There certainly is violence in King of Kings, beginning with its opening scenes; men are run through with spears, stabbed, and left bloody and screeching by the Roman Empire—this all takes place far before Mary and Joseph’s humble trek to Bethlehem, another opportunity for Ray to display the cruelty of the Romans as they snatch newborn baby boys from their mothers’ arms after King Herod’s decree. The misery and suffering of the Jews depicted under the Romans makes a character like Barabbas sympathetic as he doubts Jesus’ pacifist approach, and blindly pushes forward with his sword.

If Barabbas is set up as politically opposite to Jesus, Judas – perhaps the most famous turncoat in history – is still tragically flawed here, but clearly the character with which Ray identifies. Sensitively portrayed (by Rip Torn!), Judas is more present here than any other of Jesus’ disciples; initially enamored with Jesus’ philosophy, and later led to doubt by Barabbas. Judas’ torment is reminiscent of the inner turmoil expressed in Martin Scorsese’s The Last Temptation of Christ, there by both Jesus and Judas.

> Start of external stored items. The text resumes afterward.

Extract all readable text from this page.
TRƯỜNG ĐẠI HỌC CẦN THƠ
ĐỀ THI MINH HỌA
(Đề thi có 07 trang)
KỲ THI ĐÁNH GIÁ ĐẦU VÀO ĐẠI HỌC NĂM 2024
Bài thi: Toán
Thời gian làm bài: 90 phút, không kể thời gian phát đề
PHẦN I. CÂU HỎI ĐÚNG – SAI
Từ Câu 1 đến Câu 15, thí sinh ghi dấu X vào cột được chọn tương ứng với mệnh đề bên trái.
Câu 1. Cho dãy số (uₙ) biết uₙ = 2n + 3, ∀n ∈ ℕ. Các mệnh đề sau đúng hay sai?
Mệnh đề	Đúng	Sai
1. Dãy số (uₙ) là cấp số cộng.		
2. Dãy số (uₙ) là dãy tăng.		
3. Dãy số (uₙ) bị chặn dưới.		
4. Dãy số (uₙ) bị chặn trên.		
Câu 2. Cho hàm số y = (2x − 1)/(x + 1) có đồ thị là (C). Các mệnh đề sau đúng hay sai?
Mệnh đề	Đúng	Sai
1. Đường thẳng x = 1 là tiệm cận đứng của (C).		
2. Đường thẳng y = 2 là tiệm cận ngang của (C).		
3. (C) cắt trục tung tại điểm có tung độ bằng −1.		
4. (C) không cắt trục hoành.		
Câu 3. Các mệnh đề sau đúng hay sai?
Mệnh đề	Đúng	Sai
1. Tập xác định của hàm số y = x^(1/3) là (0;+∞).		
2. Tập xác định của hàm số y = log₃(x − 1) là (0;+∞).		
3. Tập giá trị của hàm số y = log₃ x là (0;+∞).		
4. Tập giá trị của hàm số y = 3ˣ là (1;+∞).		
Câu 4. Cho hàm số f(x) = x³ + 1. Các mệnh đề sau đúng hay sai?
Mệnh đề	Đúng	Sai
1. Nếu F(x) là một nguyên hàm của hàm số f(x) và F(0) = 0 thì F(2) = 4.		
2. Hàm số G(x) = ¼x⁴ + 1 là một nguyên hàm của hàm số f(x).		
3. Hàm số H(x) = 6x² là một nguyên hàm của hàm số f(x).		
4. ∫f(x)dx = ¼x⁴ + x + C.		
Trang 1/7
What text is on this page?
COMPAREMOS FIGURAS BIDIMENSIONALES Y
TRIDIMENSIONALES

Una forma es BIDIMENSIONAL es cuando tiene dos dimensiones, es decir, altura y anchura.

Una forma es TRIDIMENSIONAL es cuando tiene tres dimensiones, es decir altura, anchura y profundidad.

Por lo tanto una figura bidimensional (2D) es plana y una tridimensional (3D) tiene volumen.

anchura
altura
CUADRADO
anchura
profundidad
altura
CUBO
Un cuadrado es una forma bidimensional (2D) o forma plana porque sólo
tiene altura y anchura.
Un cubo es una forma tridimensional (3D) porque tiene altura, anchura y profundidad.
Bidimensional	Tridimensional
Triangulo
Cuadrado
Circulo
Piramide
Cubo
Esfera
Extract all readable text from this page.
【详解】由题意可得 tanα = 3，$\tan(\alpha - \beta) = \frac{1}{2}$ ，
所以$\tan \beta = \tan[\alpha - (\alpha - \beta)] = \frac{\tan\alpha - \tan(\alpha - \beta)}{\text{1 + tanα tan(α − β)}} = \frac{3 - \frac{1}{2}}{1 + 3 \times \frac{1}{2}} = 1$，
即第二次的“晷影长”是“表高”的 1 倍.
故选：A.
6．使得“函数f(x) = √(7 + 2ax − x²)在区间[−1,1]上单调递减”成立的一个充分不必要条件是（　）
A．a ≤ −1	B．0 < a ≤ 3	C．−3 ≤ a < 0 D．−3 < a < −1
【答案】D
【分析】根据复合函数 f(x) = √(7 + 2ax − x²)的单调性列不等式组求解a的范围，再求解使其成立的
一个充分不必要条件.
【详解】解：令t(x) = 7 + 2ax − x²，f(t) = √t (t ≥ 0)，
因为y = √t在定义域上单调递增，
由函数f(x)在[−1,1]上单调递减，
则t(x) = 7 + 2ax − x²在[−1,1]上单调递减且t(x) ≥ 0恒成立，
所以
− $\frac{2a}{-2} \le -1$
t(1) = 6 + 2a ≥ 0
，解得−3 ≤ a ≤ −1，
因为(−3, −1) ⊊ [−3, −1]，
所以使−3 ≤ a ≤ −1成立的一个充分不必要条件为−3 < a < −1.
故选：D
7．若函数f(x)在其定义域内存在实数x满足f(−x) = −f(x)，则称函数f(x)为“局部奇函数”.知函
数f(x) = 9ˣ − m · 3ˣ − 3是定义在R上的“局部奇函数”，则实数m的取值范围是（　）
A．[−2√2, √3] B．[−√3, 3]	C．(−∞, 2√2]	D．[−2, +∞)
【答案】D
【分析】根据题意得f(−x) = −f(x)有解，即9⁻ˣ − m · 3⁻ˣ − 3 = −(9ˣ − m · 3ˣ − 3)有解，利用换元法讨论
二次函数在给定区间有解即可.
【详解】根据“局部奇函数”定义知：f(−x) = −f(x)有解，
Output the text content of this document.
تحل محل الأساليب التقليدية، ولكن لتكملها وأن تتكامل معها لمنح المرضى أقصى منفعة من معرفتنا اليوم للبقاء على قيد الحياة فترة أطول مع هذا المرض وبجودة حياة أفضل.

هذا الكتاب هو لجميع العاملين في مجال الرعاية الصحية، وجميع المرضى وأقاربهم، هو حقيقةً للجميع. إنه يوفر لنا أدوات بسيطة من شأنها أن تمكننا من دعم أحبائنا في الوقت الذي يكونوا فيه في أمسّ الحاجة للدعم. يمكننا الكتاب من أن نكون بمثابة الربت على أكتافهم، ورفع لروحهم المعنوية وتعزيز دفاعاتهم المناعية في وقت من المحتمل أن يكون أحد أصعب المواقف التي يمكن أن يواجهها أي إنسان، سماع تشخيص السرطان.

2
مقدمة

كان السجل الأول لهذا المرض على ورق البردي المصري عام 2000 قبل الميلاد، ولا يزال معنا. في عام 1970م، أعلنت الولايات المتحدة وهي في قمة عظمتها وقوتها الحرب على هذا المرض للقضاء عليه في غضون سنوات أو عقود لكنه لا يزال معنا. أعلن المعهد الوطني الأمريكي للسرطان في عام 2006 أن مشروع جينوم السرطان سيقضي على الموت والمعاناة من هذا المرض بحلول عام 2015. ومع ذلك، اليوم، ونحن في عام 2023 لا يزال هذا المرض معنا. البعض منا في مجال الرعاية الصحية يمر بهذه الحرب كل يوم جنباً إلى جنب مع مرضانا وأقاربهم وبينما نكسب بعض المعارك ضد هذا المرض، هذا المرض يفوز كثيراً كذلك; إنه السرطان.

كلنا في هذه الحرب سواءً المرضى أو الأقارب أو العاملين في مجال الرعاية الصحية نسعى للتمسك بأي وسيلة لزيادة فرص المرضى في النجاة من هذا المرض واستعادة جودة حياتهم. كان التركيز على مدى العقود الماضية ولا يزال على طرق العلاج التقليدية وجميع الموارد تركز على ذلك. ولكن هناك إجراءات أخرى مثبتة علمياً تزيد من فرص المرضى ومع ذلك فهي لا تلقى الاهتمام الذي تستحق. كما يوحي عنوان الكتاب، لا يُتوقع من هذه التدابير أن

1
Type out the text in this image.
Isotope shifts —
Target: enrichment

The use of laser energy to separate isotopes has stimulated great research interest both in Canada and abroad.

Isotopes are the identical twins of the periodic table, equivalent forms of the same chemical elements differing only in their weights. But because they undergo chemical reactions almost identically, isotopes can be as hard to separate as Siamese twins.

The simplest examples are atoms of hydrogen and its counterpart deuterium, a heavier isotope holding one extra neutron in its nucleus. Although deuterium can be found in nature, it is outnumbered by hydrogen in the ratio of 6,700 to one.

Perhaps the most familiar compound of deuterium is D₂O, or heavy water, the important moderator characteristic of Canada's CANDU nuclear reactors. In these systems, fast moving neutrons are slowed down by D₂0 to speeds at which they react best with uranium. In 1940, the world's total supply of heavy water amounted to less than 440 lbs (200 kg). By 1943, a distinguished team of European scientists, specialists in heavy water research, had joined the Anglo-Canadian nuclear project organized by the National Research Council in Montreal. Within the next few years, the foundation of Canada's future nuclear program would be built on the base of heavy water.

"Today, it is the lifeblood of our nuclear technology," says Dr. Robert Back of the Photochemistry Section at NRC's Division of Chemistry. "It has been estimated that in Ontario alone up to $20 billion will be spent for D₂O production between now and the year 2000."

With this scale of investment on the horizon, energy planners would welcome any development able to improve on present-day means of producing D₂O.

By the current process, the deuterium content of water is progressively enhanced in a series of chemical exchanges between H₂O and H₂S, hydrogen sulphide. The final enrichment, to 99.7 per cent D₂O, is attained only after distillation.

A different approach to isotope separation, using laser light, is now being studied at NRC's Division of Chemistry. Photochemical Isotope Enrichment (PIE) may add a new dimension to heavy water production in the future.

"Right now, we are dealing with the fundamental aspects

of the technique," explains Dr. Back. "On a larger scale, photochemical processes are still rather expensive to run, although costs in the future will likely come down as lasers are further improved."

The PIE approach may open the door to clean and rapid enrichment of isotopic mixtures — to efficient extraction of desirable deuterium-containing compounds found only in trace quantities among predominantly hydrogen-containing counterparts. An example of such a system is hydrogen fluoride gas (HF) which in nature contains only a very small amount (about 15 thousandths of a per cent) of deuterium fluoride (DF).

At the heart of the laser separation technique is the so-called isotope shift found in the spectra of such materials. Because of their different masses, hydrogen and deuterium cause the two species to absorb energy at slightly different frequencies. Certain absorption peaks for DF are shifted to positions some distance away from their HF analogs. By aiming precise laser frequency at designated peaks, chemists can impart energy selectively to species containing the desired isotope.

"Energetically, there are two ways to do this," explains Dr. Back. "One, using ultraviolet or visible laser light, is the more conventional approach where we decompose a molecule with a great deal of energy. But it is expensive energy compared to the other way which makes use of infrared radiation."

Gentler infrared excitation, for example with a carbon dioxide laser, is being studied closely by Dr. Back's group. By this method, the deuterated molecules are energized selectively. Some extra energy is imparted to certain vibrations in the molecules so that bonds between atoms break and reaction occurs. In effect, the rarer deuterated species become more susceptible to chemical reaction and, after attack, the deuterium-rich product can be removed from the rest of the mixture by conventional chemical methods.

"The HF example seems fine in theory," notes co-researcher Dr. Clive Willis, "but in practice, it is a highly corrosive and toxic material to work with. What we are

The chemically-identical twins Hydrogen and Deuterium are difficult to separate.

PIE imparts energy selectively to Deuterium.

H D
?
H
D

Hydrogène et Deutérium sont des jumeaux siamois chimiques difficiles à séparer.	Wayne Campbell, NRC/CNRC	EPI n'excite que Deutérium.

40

The grappling insecurity that overwhelms Judas is acutely modern, the qualms of a man uncertain of both his place in the world, and the changes occurring around him. Judas’ fatal decision in turning Jesus over to the Romans is portrayed not as calculated villainy, but as human error instantly turned to regret.

Human drama dominates King of Kings; although the use of CinemaScope is unmistakably enjoyable (the rich use of primary colors, specifically red, is lovely to look at, and Miklos Rozsa’s score stays just under overwhelmingly grandiose), Ray manages to imbue a genre that generally thrives on spectacle with intimacy. Avoiding any use of special effects to depict Jesus’ miracles throughout the film, Ray instead gives us only the Roman solders’ reports, and reactions to their retelling of these unimaginable moments. It is precisely this sort of simplicity that conveys not merely the power of these specific legends, but storytelling – and Ray’s ability at it – as a whole.